Örneğin, Türkiye’nin neredeyse son çeyrek yüzyıldır “Amiral gemisi” diye adlandırdıkları Hürriyet gazetesi üzerinde oldukça etkili olmuş (buna sorumlu da denilebilir) sayın Ertuğrul Özkök 9 Ekim 2019 tarihli yazısında bakın ne diyebiliyor? Olduğu gibi aktarıyorum:
“Amerika’yı kovduk da oraya kimi getirdik? Dün baktım ülkenin dincisinde de, milliyetçisinde de, ulusalcısında da, sağcısında da, solcusunda da, Aydınlıkçısında da, karanlıkçısında da aynı afra aynı tafra... ‘Amerika’yı ve emperyalizmi bölgeden kovduk...’ Ulusalcısına sorarlar: Amerika’yı kovdun da kimi getirdin? Rusya’yı mı? Kafası 70 yılında kalmış solcusuna sorarlar: Emperyalizmi kovdun da bağımsızlık savaşı veren halkları mı özgürlüğüne kavuşturdun? Liberaline sorarlar: Parlamentosu, özgür basını olan Amerika’yı kovdun da yerine kimi getirdin? En demokrat Rusya’yı mı? Dincisine sorarlar: Amerikan gâvurunu kovdun da Müslüman ümmetini mi getirdin? Milliyetçisine sorarlar: Tarihinde hiç savaşmadığın, NATO’daki müttefikin Amerika’yı kovdun da yerine kimi getirdin? Tarihinde 17 savaş yaptığın, daha dün Ayastefanos’ta teslim antlaşması imzaladığın Rusya’yı mı? Haa ecdadının o antlaşmayı imzaladığı Ayastefanos neresi diye merak edersen onu da söyleyeyim. Yeşilköy. Hani İstanbul’da havaalanının hemen yanı başındaki semt. Bugün Suriye’ye gelen Rusya o gün oraya kadar gelmişti. Yani emperyalizmi kovdun da kimi getirdin bil diye söyledim...”

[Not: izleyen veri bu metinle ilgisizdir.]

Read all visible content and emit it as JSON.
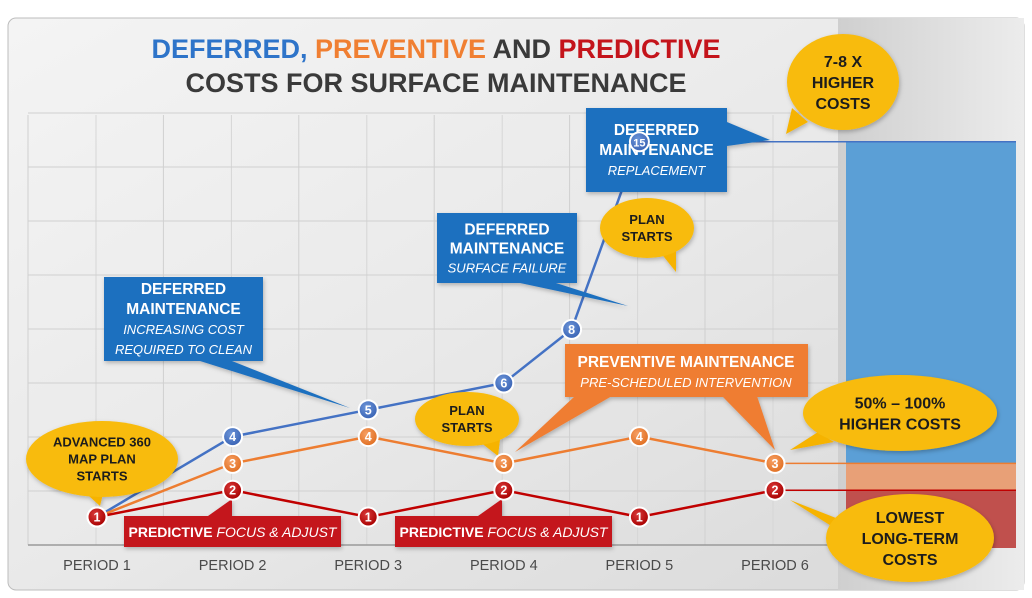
{
  "title": {
    "line1_parts": [
      {
        "text": "DEFERRED,",
        "color": "#2e74c9"
      },
      {
        "text": " PREVENTIVE",
        "color": "#f07f32"
      },
      {
        "text": " AND ",
        "color": "#3a3a3a"
      },
      {
        "text": "PREDICTIVE",
        "color": "#c4141b"
      }
    ],
    "line2": "COSTS FOR SURFACE MAINTENANCE"
  },
  "chart_data": {
    "type": "line",
    "categories": [
      "PERIOD 1",
      "PERIOD 2",
      "PERIOD 3",
      "PERIOD 4",
      "PERIOD 5",
      "PERIOD 6"
    ],
    "x": [
      1,
      1.5,
      2,
      3,
      4,
      4.5,
      5,
      6
    ],
    "series": [
      {
        "key": "deferred",
        "color": "#4472c4",
        "x": [
          1,
          2,
          3,
          4,
          4.5,
          5
        ],
        "values": [
          1,
          4,
          5,
          6,
          8,
          15
        ]
      },
      {
        "key": "preventive",
        "color": "#ed7d31",
        "x": [
          1,
          2,
          3,
          4,
          5,
          6
        ],
        "values": [
          1,
          3,
          4,
          3,
          4,
          3
        ]
      },
      {
        "key": "predictive",
        "color": "#c00000",
        "x": [
          1,
          2,
          3,
          4,
          5,
          6
        ],
        "values": [
          1,
          2,
          1,
          2,
          1,
          2
        ]
      }
    ],
    "grid": true,
    "legend": "none"
  },
  "side_bars": [
    {
      "key": "deferred",
      "value": 15,
      "color": "#5b9fd6"
    },
    {
      "key": "preventive",
      "value": 3,
      "color": "#e8a077"
    },
    {
      "key": "predictive",
      "value": 2,
      "color": "#c0504d"
    }
  ],
  "blue_callouts": [
    {
      "id": "clean",
      "title1": "DEFERRED",
      "title2": "MAINTENANCE",
      "sub1": "INCREASING COST",
      "sub2": "REQUIRED TO CLEAN"
    },
    {
      "id": "failure",
      "title1": "DEFERRED",
      "title2": "MAINTENANCE",
      "sub1": "SURFACE FAILURE",
      "sub2": ""
    },
    {
      "id": "replacement",
      "title1": "DEFERRED",
      "title2": "MAINTENANCE",
      "sub1": "REPLACEMENT",
      "sub2": ""
    }
  ],
  "orange_callout": {
    "title": "PREVENTIVE MAINTENANCE",
    "sub": "PRE-SCHEDULED INTERVENTION"
  },
  "red_callouts": [
    {
      "bold": "PREDICTIVE",
      "italic": " FOCUS & ADJUST"
    },
    {
      "bold": "PREDICTIVE",
      "italic": " FOCUS & ADJUST"
    }
  ],
  "yellow_bubbles": [
    {
      "id": "advanced",
      "lines": [
        "ADVANCED 360",
        "MAP PLAN",
        "STARTS"
      ]
    },
    {
      "id": "plan1",
      "lines": [
        "PLAN",
        "STARTS"
      ]
    },
    {
      "id": "plan2",
      "lines": [
        "PLAN",
        "STARTS"
      ]
    },
    {
      "id": "higher78",
      "lines": [
        "7-8 X",
        "HIGHER",
        "COSTS"
      ]
    },
    {
      "id": "higher50",
      "lines": [
        "50% – 100%",
        "HIGHER COSTS"
      ]
    },
    {
      "id": "lowest",
      "lines": [
        "LOWEST",
        "LONG-TERM",
        "COSTS"
      ]
    }
  ]
}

Kendisi “bil” diyor ya o yüzden yazmasam olmaz. Bilmez olur muyuz sayın Özkök elbette biliyoruz. Fakat anlamadığımız bir şey var: Ayastefanos’a kadar geldiğini ve ecdadımızın 17 savaş yaptığını söylediğiniz Rusya, Çarlık Rusya’sı değil miydi? Eğer öyleyse o çarlığı yıkan Ekim Devrimi “solcu” geleneğine devirdikleri Çarlığın günahlarını yükleyip suçlamak da nereden geldi ki aklınıza? Hem “Amerikayı kovdunuz da yerine kimi getirdiniz” diye herkese hesap sormak da neyin nesi Allah aşkına? Hem Amerika gitsin de şu gelsin diye tartışan kim ki? Kaldı ki BOP projesiyle Ortadoğu’yu işgal eden Amerikanın kendisi değil miydi? Elbette bu tarihsel zulüm ve işgal bitsin ABD’de defolup gitsin. O gidiyor diye Ortadoğu’ya illa da başka bir devletin gücünün mü getirilmesi gerekiyor ki?

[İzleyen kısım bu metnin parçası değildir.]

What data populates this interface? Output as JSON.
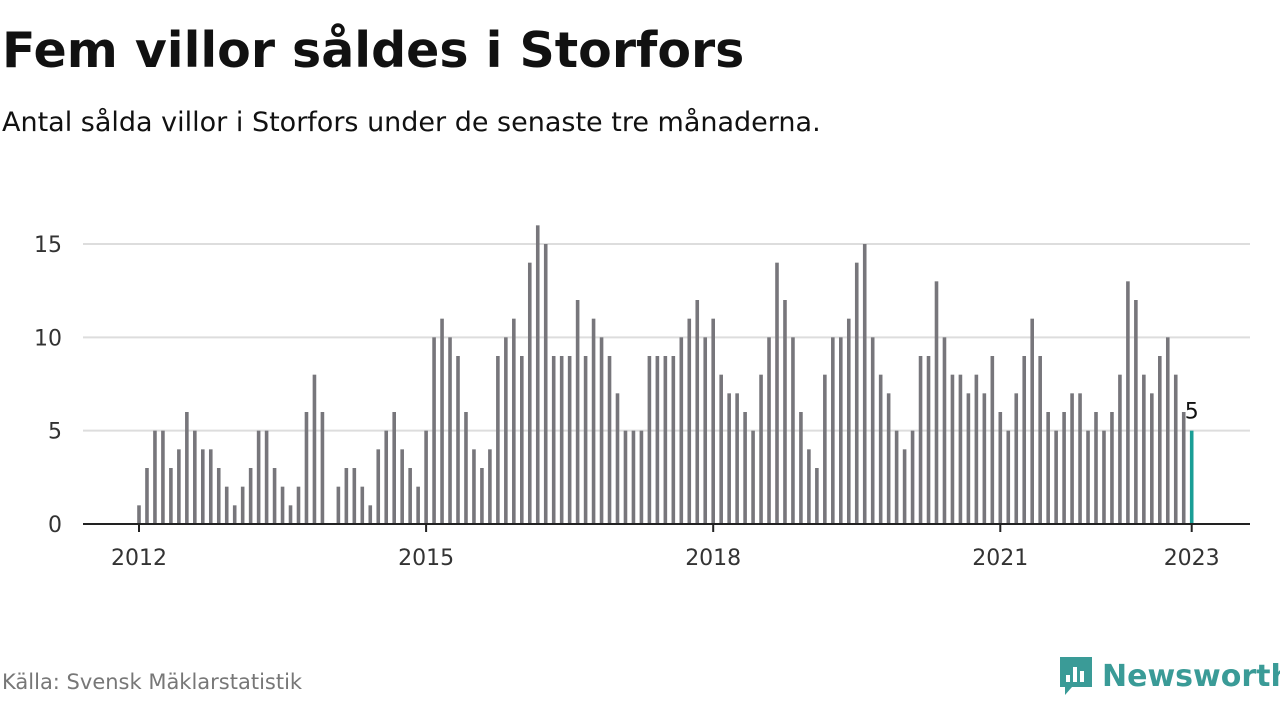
{
  "title": "Fem villor såldes i Storfors",
  "subtitle": "Antal sålda villor i Storfors under de senaste tre månaderna.",
  "source": "Källa: Svensk Mäklarstatistik",
  "brand": {
    "name": "Newsworthy",
    "icon": "newsworthy-logo-icon",
    "color": "#3a9b97"
  },
  "colors": {
    "bar": "#77767b",
    "highlight": "#1a9e96",
    "grid": "#dddddd",
    "axis": "#222222"
  },
  "chart_data": {
    "type": "bar",
    "xlabel": "",
    "ylabel": "",
    "ylim": [
      0,
      16
    ],
    "yticks": [
      0,
      5,
      10,
      15
    ],
    "xticks": [
      "2012",
      "2015",
      "2018",
      "2021",
      "2023"
    ],
    "x_start": "2012-01",
    "x": [
      "2012-01",
      "2012-02",
      "2012-03",
      "2012-04",
      "2012-05",
      "2012-06",
      "2012-07",
      "2012-08",
      "2012-09",
      "2012-10",
      "2012-11",
      "2012-12",
      "2013-01",
      "2013-02",
      "2013-03",
      "2013-04",
      "2013-05",
      "2013-06",
      "2013-07",
      "2013-08",
      "2013-09",
      "2013-10",
      "2013-11",
      "2013-12",
      "2014-01",
      "2014-02",
      "2014-03",
      "2014-04",
      "2014-05",
      "2014-06",
      "2014-07",
      "2014-08",
      "2014-09",
      "2014-10",
      "2014-11",
      "2014-12",
      "2015-01",
      "2015-02",
      "2015-03",
      "2015-04",
      "2015-05",
      "2015-06",
      "2015-07",
      "2015-08",
      "2015-09",
      "2015-10",
      "2015-11",
      "2015-12",
      "2016-01",
      "2016-02",
      "2016-03",
      "2016-04",
      "2016-05",
      "2016-06",
      "2016-07",
      "2016-08",
      "2016-09",
      "2016-10",
      "2016-11",
      "2016-12",
      "2017-01",
      "2017-02",
      "2017-03",
      "2017-04",
      "2017-05",
      "2017-06",
      "2017-07",
      "2017-08",
      "2017-09",
      "2017-10",
      "2017-11",
      "2017-12",
      "2018-01",
      "2018-02",
      "2018-03",
      "2018-04",
      "2018-05",
      "2018-06",
      "2018-07",
      "2018-08",
      "2018-09",
      "2018-10",
      "2018-11",
      "2018-12",
      "2019-01",
      "2019-02",
      "2019-03",
      "2019-04",
      "2019-05",
      "2019-06",
      "2019-07",
      "2019-08",
      "2019-09",
      "2019-10",
      "2019-11",
      "2019-12",
      "2020-01",
      "2020-02",
      "2020-03",
      "2020-04",
      "2020-05",
      "2020-06",
      "2020-07",
      "2020-08",
      "2020-09",
      "2020-10",
      "2020-11",
      "2020-12",
      "2021-01",
      "2021-02",
      "2021-03",
      "2021-04",
      "2021-05",
      "2021-06",
      "2021-07",
      "2021-08",
      "2021-09",
      "2021-10",
      "2021-11",
      "2021-12",
      "2022-01",
      "2022-02",
      "2022-03",
      "2022-04",
      "2022-05",
      "2022-06",
      "2022-07",
      "2022-08",
      "2022-09",
      "2022-10",
      "2022-11",
      "2022-12",
      "2023-01"
    ],
    "values": [
      1,
      3,
      5,
      5,
      3,
      4,
      6,
      5,
      4,
      4,
      3,
      2,
      1,
      2,
      3,
      5,
      5,
      3,
      2,
      1,
      2,
      6,
      8,
      6,
      null,
      2,
      3,
      3,
      2,
      1,
      4,
      5,
      6,
      4,
      3,
      2,
      5,
      10,
      11,
      10,
      9,
      6,
      4,
      3,
      4,
      9,
      10,
      11,
      9,
      14,
      16,
      15,
      9,
      9,
      9,
      12,
      9,
      11,
      10,
      9,
      7,
      5,
      5,
      5,
      9,
      9,
      9,
      9,
      10,
      11,
      12,
      10,
      11,
      8,
      7,
      7,
      6,
      5,
      8,
      10,
      14,
      12,
      10,
      6,
      4,
      3,
      8,
      10,
      10,
      11,
      14,
      15,
      10,
      8,
      7,
      5,
      4,
      5,
      9,
      9,
      13,
      10,
      8,
      8,
      7,
      8,
      7,
      9,
      6,
      5,
      7,
      9,
      11,
      9,
      6,
      5,
      6,
      7,
      7,
      5,
      6,
      5,
      6,
      8,
      13,
      12,
      8,
      7,
      9,
      10,
      8,
      6,
      5
    ],
    "highlight_index": 132,
    "highlight_label": "5"
  }
}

Bırakalım oraya (Ortadoğu’ya) Ortadoğu’nun kendisi gelsin. Irak Irak’a, Suriye Suriye’ye, Türkiye Türkiye’ye sahip olsa olmaz mı ne dersiniz?

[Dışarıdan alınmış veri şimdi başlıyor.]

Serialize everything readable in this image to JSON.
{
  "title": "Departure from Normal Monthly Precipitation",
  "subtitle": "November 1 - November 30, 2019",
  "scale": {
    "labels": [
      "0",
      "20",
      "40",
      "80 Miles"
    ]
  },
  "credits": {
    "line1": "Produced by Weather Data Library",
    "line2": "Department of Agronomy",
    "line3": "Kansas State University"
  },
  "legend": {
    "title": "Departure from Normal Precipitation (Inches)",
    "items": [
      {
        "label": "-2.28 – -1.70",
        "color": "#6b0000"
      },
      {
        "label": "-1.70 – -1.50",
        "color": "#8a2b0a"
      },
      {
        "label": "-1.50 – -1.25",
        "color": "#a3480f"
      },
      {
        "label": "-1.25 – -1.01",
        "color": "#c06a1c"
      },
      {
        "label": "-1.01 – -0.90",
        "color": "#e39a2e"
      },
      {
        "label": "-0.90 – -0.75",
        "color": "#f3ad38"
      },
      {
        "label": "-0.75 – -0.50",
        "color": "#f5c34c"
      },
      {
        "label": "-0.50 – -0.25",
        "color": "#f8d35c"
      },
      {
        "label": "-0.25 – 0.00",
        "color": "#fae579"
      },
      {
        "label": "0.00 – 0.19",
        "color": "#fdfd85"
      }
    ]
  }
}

Açık değil mi: kendinizin yaratmadığı sözde içeriklerin, kavramların, aktarma formların sahibi asla siz olamazsınız. İster siyasi, ister sanatsal kültürel hakikate kendi iç mecralarınızla varırsanız onun asıl özgün sahibi de ancak o zaman siz olabilirsiniz.
Yoksa daha çok Ayastefanos antlaşmanız, Ortadoğu’nuz, BOP’unuz ve onlara angaje sözde siyasetçileriniz, sözde stratejistleriniz, sözde çağdaş sanatlarınız olur, sakın unutmayınız!